MortgageOriginationSecondary

Mortgage forbearances drop 22% from May peak

About 3.7 million homeowners remain in COVID-19-related forbearance plans, Black Knight says

There are 3.7 million U.S. homeowners with mortgages in forbearance this week, down 22% from May’s peak of 4.7 million, Black Knight said in a report on Friday.

The total weekly drop was 66,000 loans, a slower pace than the decline of 150,000 in the prior week, the report said. Measured as a share of all mortgages, 7% of home loans are in forbearance, down from 7.1% in the prior week, Black Knight said.
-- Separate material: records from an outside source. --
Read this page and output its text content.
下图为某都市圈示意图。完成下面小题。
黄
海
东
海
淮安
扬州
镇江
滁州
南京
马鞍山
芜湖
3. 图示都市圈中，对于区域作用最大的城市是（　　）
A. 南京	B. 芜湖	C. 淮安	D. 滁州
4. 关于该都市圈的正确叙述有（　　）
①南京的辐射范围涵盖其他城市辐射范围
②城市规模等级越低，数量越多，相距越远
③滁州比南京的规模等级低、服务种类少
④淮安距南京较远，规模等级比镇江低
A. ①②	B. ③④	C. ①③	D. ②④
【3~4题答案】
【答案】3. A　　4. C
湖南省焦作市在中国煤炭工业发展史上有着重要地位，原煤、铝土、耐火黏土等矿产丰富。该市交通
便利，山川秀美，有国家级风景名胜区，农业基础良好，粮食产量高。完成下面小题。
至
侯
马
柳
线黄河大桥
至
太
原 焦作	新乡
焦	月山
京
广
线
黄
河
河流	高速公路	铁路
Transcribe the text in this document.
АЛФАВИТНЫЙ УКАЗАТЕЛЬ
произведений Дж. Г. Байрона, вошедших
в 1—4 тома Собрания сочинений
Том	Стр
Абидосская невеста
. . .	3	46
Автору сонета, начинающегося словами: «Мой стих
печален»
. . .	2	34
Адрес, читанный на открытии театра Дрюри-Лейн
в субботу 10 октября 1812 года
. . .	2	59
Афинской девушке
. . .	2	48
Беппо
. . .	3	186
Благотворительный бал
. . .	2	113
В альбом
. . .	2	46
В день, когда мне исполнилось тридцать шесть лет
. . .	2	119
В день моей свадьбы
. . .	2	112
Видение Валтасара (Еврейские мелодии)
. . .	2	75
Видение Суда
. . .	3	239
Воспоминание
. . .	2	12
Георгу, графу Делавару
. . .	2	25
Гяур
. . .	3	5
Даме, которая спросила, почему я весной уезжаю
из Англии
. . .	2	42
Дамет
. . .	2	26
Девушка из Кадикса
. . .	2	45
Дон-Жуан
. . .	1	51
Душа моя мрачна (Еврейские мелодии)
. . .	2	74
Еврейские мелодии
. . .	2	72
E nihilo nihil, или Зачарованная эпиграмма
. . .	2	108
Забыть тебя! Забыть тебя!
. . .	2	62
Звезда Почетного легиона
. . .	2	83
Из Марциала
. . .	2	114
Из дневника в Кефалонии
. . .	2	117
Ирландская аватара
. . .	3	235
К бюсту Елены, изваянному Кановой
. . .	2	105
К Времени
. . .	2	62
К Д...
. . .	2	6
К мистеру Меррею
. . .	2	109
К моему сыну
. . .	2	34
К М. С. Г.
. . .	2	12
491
The forbearances rate for mortgages backed by Fannie Mae and Freddie Mac, known as government-sponsored enterprises, is 5% this week, down from 5.1% last week, the report said.

The rate for home loans in Ginnie Mae securities, primarily mortgages backed by the Federal Housing Administration or the Veterans Administration, is 11.3%, down from 11.5%. The forbearance share for mortgages held in bank portfolios or in private-label bonds is 7.4%, down from 7.5%.

“We’re seeing a bifurcation in the numbers, with GSE forbearances lower than the rates for the Ginnie space and the private-label space,” said Walt Schmidt, FTN Financial’s head of mortgage strategy.

The overall number of mortgages in forbearance has dropped as the jobs market gained, Schmidt said.

The unemployment rate in August was 8.4%, the lowest level since March. In April, the rate reached 14.7%, the highest in a Labor Department data series that goes back to 1948.

While the economy has added 10.6 million jobs since April, it’s not even halfway toward replacing the 22.2 million jobs lost between February and March, according to government data.

Most economists are predicting the soft jobs market will persist into 2021. Fannie Mae Chief Economist Doug Duncan forecasts the unemployment rate will average 8.8% in 2020 and 7.1% next year.

The CARES Act passed by Congress at the end of March gave mortgage borrowers the option of suspending their monthly payments for up to 12 months because of the pandemic. Borrowers just have to attest to their mortgage servicer that they have experienced a financial loss because of the health crisis.